Silvio Almeida, ministro dos Direitos Humanos e da Cidadania
Expressões da cultura popular também ocuparam a Expo
Outros espaços ocupados por mareenses no primeiro dia de ExpoFavela foram a palestra e o Favela Literária. Neste, o ilustrador Renato Cafuzo apresentou Moleque Piranha, obra infantil na qual ele estreia como autor. Acompanhado da filha Sophia Lourenço, ele apresentou o livro, que faz referência a um desenho criado há 10 anos: o peixe Moleque Piranha, já colado como adesivo em muitas ruas da Maré. Com o nascimento de Sophia em 2014 e sua proximidade cada vez maior com as crianças, Renato começou a idealizar um livro infantil que tivesse, ao mesmo tempo, o peixe já conhecido, personagens inspirados em sua memória e uma história que falasse sobre o senso de comunidade existente tanto entre os animais – como é o caso da piranha – quando no cotidiano da favela. Mas realizar o livro físico só foi possível mesmo depois que ele acessou o edital Cultura Presente nas Redes, da Secretaria de Cultura e Economia Criativa do estado do Rio.
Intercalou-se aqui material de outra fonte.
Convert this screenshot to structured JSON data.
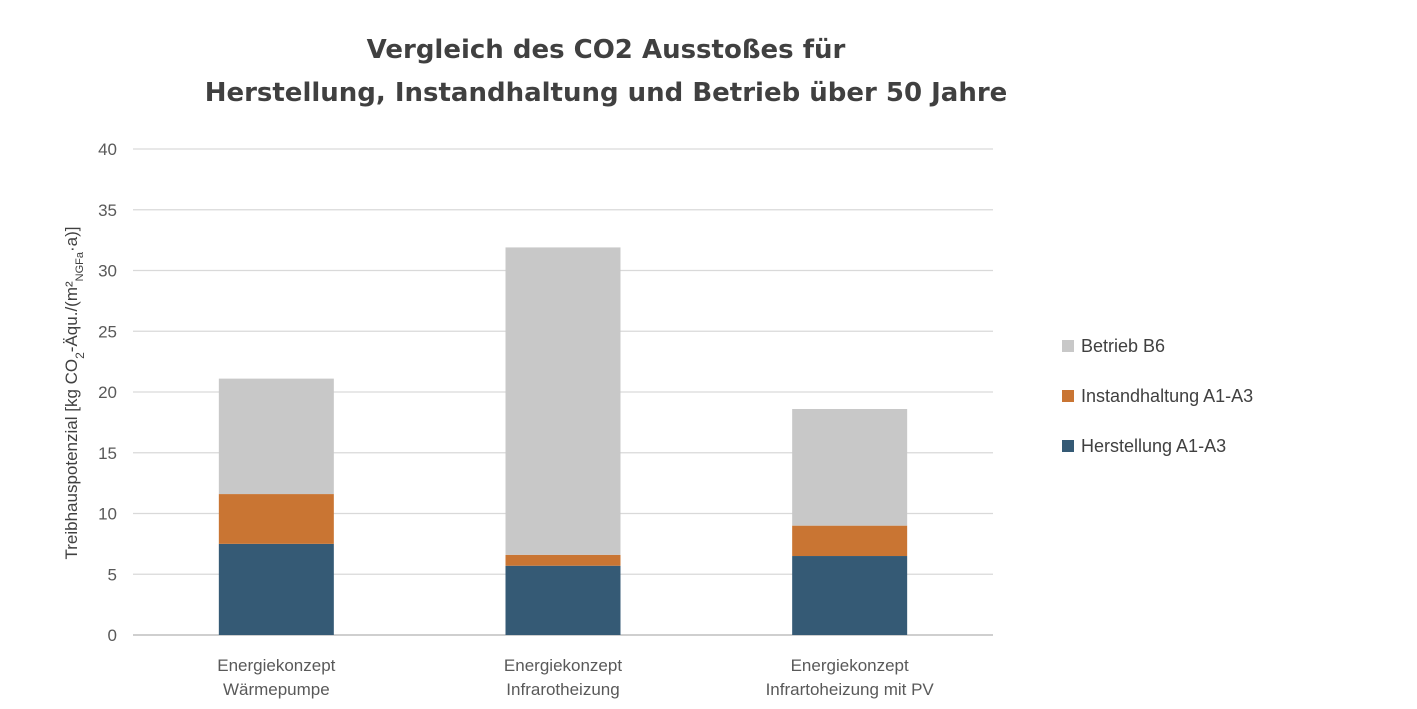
{
  "chart_data": {
    "type": "bar",
    "stacked": true,
    "title_lines": [
      "Vergleich des CO2 Ausstoßes für",
      "Herstellung, Instandhaltung und Betrieb über 50 Jahre"
    ],
    "ylabel": {
      "prefix": "Treibhauspotenzial [kg CO",
      "sub1": "2",
      "middle": "-Äqu./(m²",
      "sub2": "NGFa",
      "suffix": "·a)]"
    },
    "ylim": [
      0,
      40
    ],
    "yticks": [
      0,
      5,
      10,
      15,
      20,
      25,
      30,
      35,
      40
    ],
    "grid": true,
    "legend_position": "right",
    "categories": [
      [
        "Energiekonzept",
        "Wärmepumpe"
      ],
      [
        "Energiekonzept",
        "Infrarotheizung"
      ],
      [
        "Energiekonzept",
        "Infrartoheizung mit PV"
      ]
    ],
    "series": [
      {
        "name": "Herstellung A1-A3",
        "color": "#355a75",
        "values": [
          7.5,
          5.7,
          6.5
        ]
      },
      {
        "name": "Instandhaltung A1-A3",
        "color": "#c97533",
        "values": [
          4.1,
          0.9,
          2.5
        ]
      },
      {
        "name": "Betrieb B6",
        "color": "#c8c8c8",
        "values": [
          9.5,
          25.3,
          9.6
        ]
      }
    ]
  }
}
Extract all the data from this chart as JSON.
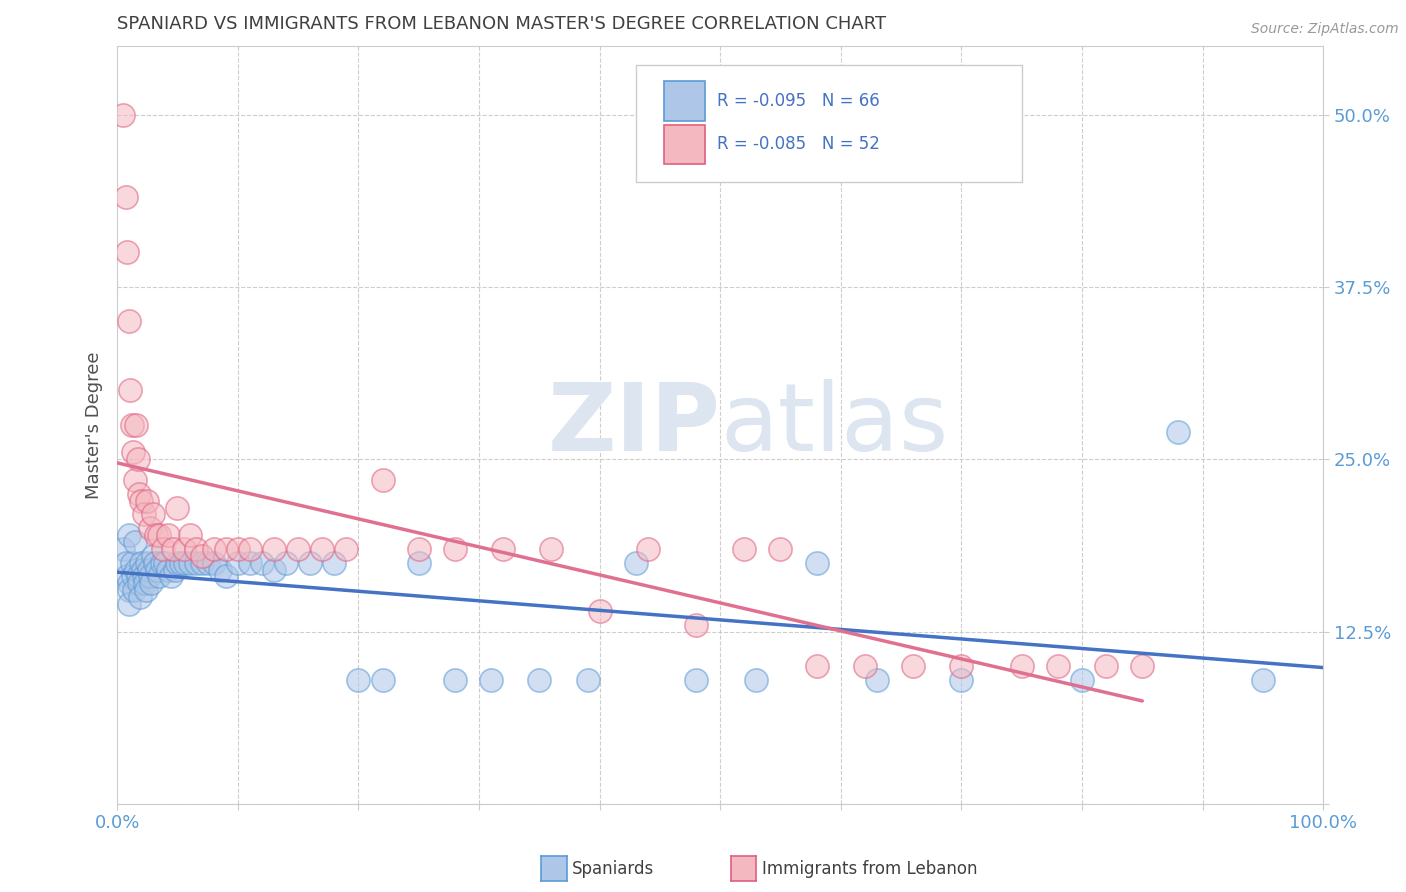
{
  "title": "SPANIARD VS IMMIGRANTS FROM LEBANON MASTER'S DEGREE CORRELATION CHART",
  "source_text": "Source: ZipAtlas.com",
  "ylabel": "Master's Degree",
  "legend_label_1": "Spaniards",
  "legend_label_2": "Immigrants from Lebanon",
  "r1": -0.095,
  "n1": 66,
  "r2": -0.085,
  "n2": 52,
  "color1": "#aec6e8",
  "color2": "#f4b8c0",
  "edge_color1": "#5b9bd5",
  "edge_color2": "#e06080",
  "line_color1": "#4472c4",
  "line_color2": "#e07090",
  "bg_color": "#ffffff",
  "grid_color": "#c8c8c8",
  "axis_label_color": "#5b9bd5",
  "title_color": "#404040",
  "watermark_color": "#dde5f0",
  "xlim": [
    0.0,
    1.0
  ],
  "ylim": [
    0.0,
    0.55
  ],
  "xticks": [
    0.0,
    0.1,
    0.2,
    0.3,
    0.4,
    0.5,
    0.6,
    0.7,
    0.8,
    0.9,
    1.0
  ],
  "yticks": [
    0.0,
    0.125,
    0.25,
    0.375,
    0.5
  ],
  "xtick_labels": [
    "0.0%",
    "",
    "",
    "",
    "",
    "",
    "",
    "",
    "",
    "",
    "100.0%"
  ],
  "ytick_labels": [
    "",
    "12.5%",
    "25.0%",
    "37.5%",
    "50.0%"
  ],
  "spaniards_x": [
    0.005,
    0.007,
    0.008,
    0.01,
    0.01,
    0.01,
    0.01,
    0.012,
    0.013,
    0.014,
    0.015,
    0.016,
    0.017,
    0.018,
    0.019,
    0.02,
    0.021,
    0.022,
    0.023,
    0.024,
    0.025,
    0.026,
    0.027,
    0.028,
    0.03,
    0.031,
    0.033,
    0.035,
    0.037,
    0.04,
    0.042,
    0.045,
    0.048,
    0.05,
    0.053,
    0.056,
    0.06,
    0.065,
    0.07,
    0.075,
    0.08,
    0.085,
    0.09,
    0.1,
    0.11,
    0.12,
    0.13,
    0.14,
    0.16,
    0.18,
    0.2,
    0.22,
    0.25,
    0.28,
    0.31,
    0.35,
    0.39,
    0.43,
    0.48,
    0.53,
    0.58,
    0.63,
    0.7,
    0.8,
    0.88,
    0.95
  ],
  "spaniards_y": [
    0.185,
    0.175,
    0.165,
    0.195,
    0.16,
    0.155,
    0.145,
    0.175,
    0.165,
    0.155,
    0.19,
    0.17,
    0.165,
    0.16,
    0.15,
    0.175,
    0.17,
    0.165,
    0.16,
    0.155,
    0.175,
    0.17,
    0.165,
    0.16,
    0.18,
    0.175,
    0.17,
    0.165,
    0.175,
    0.175,
    0.17,
    0.165,
    0.17,
    0.175,
    0.175,
    0.175,
    0.175,
    0.175,
    0.175,
    0.175,
    0.175,
    0.17,
    0.165,
    0.175,
    0.175,
    0.175,
    0.17,
    0.175,
    0.175,
    0.175,
    0.09,
    0.09,
    0.175,
    0.09,
    0.09,
    0.09,
    0.09,
    0.175,
    0.09,
    0.09,
    0.175,
    0.09,
    0.09,
    0.09,
    0.27,
    0.09
  ],
  "lebanon_x": [
    0.005,
    0.007,
    0.008,
    0.01,
    0.011,
    0.012,
    0.013,
    0.015,
    0.016,
    0.017,
    0.018,
    0.02,
    0.022,
    0.025,
    0.027,
    0.03,
    0.032,
    0.035,
    0.038,
    0.042,
    0.046,
    0.05,
    0.055,
    0.06,
    0.065,
    0.07,
    0.08,
    0.09,
    0.1,
    0.11,
    0.13,
    0.15,
    0.17,
    0.19,
    0.22,
    0.25,
    0.28,
    0.32,
    0.36,
    0.4,
    0.44,
    0.48,
    0.52,
    0.55,
    0.58,
    0.62,
    0.66,
    0.7,
    0.75,
    0.78,
    0.82,
    0.85
  ],
  "lebanon_y": [
    0.5,
    0.44,
    0.4,
    0.35,
    0.3,
    0.275,
    0.255,
    0.235,
    0.275,
    0.25,
    0.225,
    0.22,
    0.21,
    0.22,
    0.2,
    0.21,
    0.195,
    0.195,
    0.185,
    0.195,
    0.185,
    0.215,
    0.185,
    0.195,
    0.185,
    0.18,
    0.185,
    0.185,
    0.185,
    0.185,
    0.185,
    0.185,
    0.185,
    0.185,
    0.235,
    0.185,
    0.185,
    0.185,
    0.185,
    0.14,
    0.185,
    0.13,
    0.185,
    0.185,
    0.1,
    0.1,
    0.1,
    0.1,
    0.1,
    0.1,
    0.1,
    0.1
  ]
}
Com a verba, foi possível não só fazer e imprimir o livro como fazer um documentário, um Guia de Atividades para espaços de educação e o lançamento em alguns lugares.
Outro fato sobre o livro é a homenagem que ele faz a dois mareenses que perdemos nos últimos anos: Cadu Barcellos, cineasta que era amigo próximo de Renato e faleceu em 2020, representado no livro pelo personagem Caeu; e Marielle Franco, representada na professora Tia Mari.
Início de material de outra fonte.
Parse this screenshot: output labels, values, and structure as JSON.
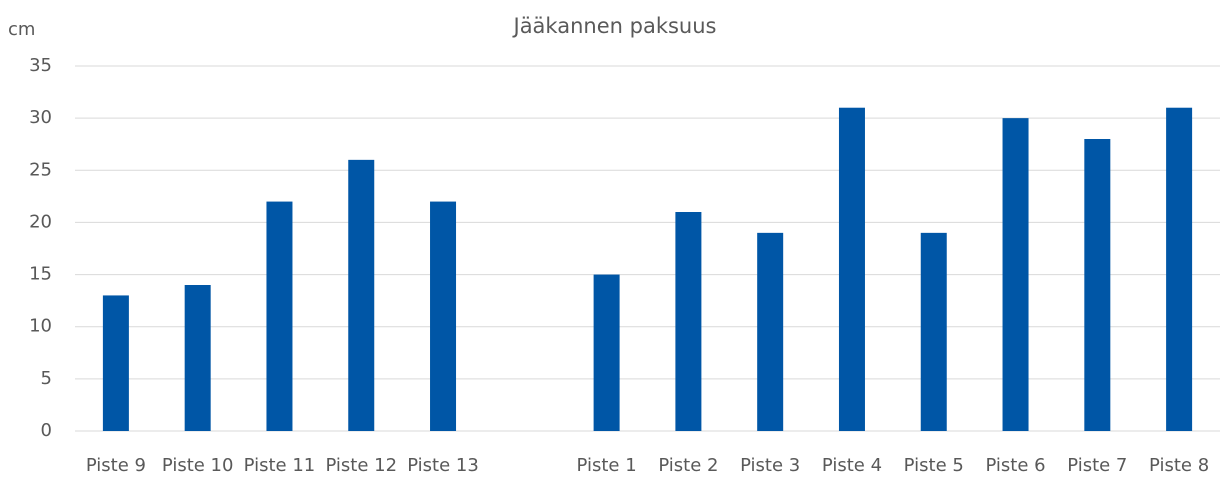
{
  "chart_data": {
    "type": "bar",
    "title": "Jääkannen paksuus",
    "y_label": "cm",
    "categories": [
      "Piste 9",
      "Piste 10",
      "Piste 11",
      "Piste 12",
      "Piste 13",
      null,
      "Piste 1",
      "Piste 2",
      "Piste 3",
      "Piste 4",
      "Piste 5",
      "Piste 6",
      "Piste 7",
      "Piste 8"
    ],
    "values": [
      13,
      14,
      22,
      26,
      22,
      null,
      15,
      21,
      19,
      31,
      19,
      30,
      28,
      31
    ],
    "color": "#0056a6",
    "ylim": [
      0,
      35
    ],
    "yticks": [
      0,
      5,
      10,
      15,
      20,
      25,
      30,
      35
    ],
    "grid": true
  }
}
“Muitas vezes a gente também é visto dessa forma, como algo negativo, mal compreendido, mas que faz bem pro ambiente onde vive”.
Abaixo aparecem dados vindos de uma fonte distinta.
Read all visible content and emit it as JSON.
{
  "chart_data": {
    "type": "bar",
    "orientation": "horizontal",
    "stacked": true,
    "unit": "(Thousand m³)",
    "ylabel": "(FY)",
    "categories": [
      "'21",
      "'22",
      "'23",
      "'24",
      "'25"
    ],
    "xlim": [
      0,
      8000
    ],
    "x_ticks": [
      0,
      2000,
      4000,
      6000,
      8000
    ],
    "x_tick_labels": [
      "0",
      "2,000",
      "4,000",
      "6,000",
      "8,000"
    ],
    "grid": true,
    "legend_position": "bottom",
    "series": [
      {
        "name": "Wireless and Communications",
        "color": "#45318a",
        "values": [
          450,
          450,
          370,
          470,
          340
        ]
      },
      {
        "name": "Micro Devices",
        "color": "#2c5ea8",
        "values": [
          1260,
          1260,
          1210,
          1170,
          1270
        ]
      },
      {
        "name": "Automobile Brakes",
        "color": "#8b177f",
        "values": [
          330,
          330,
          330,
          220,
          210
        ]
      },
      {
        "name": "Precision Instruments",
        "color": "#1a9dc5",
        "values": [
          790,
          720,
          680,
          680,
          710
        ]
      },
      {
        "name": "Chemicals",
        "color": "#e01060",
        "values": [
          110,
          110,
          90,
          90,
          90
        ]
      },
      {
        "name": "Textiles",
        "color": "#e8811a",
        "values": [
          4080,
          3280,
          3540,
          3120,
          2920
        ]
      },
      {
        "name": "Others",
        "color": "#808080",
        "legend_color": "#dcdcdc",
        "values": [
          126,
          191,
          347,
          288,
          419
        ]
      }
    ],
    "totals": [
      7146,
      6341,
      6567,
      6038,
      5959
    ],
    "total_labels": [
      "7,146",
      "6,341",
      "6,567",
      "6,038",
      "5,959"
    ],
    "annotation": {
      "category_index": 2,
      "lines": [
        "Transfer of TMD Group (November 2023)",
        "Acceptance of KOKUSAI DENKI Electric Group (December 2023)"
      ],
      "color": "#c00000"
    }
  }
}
Renato Cafuzo, autor de Moleque Piranha
Com o nome A Rua como Construção de Arte, a palestra de Kamila Camillo foi uma das últimas do dia. Moradora da Nova Holanda e fotógrafa há cerca de 20 anos, ela falou sobre sua exposição fotográfica Faveladas, que retrata mulheres – e suas famílias – de lugares da Maré como o Conjunto Habitacional dos Tijolinhos, na NH. Acompanhada da curadora Rosilene Miliotti, ela falou sobre fotografia popular, abordando temas como a necessidade de haver intimidade, responsabilidade e confiança ao se fotografar pessoas em suas casas, e sobre ser esse tipo de trabalho também um lado da fotografia popular que mostra o dia a dia, a beleza do cotidiano sem explorar, por exemplo, as mazelas da favela.
“Você não está colocando a sua foto no Instagram, você está colocando a foto de uma família, está expondo. E estou colocando a intimidade da pessoa pro mundo, mas ao mesmo tempo eu estou contando histórias. Acho que o mas importante é isso, a fotografia popular é contar as narrativas da nossa vivência”.
Kamila Camillo, fotógrafa
Tendo como público moradoras que foram fotografadas, amigos e outros conhecidos da Maré, a fotógrafa levantou conversas sobre as fotos e se emocionou agradecendo as presenças.
Expo Favela Innovation 2023
Ao longo de seus 3 dias, a Expo Favela Innovation recebeu 30.714 pessoas, teve a exposição de mais de 400 empreendedores de favela e mais de 100 palestrantes. Contou com a presenças de nomes de destaque na música, no jornalismo, nos negócios, além de influenciadores. Além dos entrevistados pelo jornal, também estavam na programação da Expo outros mareenses como Walmyr Junior, da Horta-Escola Comunitária Maria Angu, a mobilizadora Pâmela Carvalho e a marca Drinks no Pote.